Doyle first read a short story from Dark, entitled “Foot,” followed by a few different stories he is currently working on, entitled “Dangling Joe,” “Party Town,” “Possibilities and Considerations,” and “Perfect Sandwich.” “We always ask our students to share what they’re working on, so I think it’s only fair we do the same,” explained Doyle, who is currently a professor at Central Michigan University.
The pieces that Doyle read all explored different themes. “Foot” is a grisly fable-like tale of a mother’s devotion to her child. “Dangling Joe” is a satire of American society and media, while “Party Town” might resonate deeply with certain residents of Oxford. “Possibilities and Considerations” is an experiment in format that gives a wry, and at some times satirical, insight into life. “Perfect Sandwich” is the story of a man’s desperation to be good enough.

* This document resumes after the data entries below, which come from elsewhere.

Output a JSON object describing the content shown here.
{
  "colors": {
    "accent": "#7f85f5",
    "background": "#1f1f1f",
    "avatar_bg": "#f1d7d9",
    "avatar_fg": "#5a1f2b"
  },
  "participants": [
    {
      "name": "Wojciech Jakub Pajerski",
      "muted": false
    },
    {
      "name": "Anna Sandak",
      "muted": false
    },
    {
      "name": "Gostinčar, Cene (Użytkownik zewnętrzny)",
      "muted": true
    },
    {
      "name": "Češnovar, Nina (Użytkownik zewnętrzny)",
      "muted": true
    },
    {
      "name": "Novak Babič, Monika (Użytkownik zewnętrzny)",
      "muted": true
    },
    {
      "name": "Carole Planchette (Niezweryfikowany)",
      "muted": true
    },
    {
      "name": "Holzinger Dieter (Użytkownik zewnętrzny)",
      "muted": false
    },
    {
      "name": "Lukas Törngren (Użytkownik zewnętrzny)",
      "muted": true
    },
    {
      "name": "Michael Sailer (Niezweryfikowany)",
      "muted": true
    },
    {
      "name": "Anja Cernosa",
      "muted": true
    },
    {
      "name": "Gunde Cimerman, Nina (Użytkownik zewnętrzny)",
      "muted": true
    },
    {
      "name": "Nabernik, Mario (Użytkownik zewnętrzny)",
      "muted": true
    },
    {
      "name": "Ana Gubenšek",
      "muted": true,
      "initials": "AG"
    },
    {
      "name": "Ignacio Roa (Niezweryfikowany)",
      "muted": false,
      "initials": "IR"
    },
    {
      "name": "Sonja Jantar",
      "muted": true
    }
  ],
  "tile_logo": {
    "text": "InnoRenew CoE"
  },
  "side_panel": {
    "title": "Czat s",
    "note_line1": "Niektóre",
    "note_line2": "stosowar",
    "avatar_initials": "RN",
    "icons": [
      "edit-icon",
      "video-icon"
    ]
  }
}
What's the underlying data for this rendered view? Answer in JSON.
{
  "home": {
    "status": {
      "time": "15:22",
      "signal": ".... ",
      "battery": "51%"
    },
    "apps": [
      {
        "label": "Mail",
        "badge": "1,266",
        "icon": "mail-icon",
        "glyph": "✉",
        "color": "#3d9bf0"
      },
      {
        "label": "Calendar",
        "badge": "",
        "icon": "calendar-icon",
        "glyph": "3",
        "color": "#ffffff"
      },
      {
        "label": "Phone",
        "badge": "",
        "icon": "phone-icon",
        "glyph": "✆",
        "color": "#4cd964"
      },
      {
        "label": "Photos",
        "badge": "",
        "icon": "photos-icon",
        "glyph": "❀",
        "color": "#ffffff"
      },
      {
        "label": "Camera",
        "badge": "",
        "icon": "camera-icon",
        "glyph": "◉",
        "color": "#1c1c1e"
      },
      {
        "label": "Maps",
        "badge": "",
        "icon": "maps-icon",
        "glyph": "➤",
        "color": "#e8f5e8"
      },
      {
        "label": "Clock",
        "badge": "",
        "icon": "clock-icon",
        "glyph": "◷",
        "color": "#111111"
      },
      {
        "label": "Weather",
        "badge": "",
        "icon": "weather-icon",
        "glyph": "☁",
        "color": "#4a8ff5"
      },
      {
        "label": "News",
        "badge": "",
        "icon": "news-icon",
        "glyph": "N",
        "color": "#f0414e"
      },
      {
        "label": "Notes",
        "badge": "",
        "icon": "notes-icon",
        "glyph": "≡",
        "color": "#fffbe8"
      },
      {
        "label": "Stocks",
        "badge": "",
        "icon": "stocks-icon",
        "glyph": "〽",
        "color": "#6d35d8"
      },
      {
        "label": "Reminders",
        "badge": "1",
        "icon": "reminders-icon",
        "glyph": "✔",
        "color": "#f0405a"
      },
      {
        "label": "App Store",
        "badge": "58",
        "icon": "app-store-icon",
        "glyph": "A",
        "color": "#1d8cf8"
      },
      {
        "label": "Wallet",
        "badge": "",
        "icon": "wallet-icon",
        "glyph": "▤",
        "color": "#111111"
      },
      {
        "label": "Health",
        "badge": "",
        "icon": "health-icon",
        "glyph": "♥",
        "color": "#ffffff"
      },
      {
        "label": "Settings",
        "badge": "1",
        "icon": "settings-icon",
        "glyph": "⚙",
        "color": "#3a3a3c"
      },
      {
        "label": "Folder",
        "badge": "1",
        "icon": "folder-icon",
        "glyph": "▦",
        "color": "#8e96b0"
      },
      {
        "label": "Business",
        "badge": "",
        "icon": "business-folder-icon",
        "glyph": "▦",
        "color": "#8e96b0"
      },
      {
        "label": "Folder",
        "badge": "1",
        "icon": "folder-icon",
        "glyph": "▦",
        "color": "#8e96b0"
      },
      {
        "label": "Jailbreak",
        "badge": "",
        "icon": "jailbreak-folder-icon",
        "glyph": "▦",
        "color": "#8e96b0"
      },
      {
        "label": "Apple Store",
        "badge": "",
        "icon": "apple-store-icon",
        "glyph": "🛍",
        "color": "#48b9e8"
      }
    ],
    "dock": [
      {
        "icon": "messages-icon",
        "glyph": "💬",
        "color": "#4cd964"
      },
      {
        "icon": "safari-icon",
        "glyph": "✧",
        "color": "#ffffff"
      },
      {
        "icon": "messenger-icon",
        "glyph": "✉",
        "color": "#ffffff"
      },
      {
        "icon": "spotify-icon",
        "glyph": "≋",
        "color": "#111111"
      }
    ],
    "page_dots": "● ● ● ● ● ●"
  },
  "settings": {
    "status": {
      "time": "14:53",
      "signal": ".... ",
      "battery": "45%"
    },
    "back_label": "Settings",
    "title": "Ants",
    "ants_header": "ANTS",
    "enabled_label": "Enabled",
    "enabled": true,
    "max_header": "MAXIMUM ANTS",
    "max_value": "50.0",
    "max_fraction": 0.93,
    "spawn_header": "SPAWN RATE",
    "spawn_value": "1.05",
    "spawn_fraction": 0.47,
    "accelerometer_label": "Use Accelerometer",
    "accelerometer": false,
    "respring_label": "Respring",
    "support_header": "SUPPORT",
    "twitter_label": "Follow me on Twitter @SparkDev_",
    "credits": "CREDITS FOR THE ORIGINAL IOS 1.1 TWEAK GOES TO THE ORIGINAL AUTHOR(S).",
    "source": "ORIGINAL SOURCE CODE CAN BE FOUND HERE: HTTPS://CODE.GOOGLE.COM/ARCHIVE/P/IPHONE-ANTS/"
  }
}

The audience, engaged and enthusiastic throughout the entirety of the reading, supplied no shortage of questions for Doyle, asking about his strategy for writing, influences for different works, and advice on writing a novel. “I’ve written, in the last year, about 23 of these short stories,” said Doyle, referring to his as-of-yet-unpublished works. “It’s weird when you start noticing [recurring] themes.”
When asked what his influences were while writing The Dark Will End the Dark, Doyle said, “Franz Kafka and Flannery O’Connor are two of my biggest influences. Their characters might have a physical ailment, [but] their souls are grotesque… Fairy tales, folk tales, and fables have always had their hold on me… I like the feeling of the surreal that’s grounded in reality.”
As for advice on writing, Doyle says, “It’s great when you’re inspired by an idea… but then you’ve got to sit down and write. One sentence leads to another, and hopefully you surprise yourself a bit.”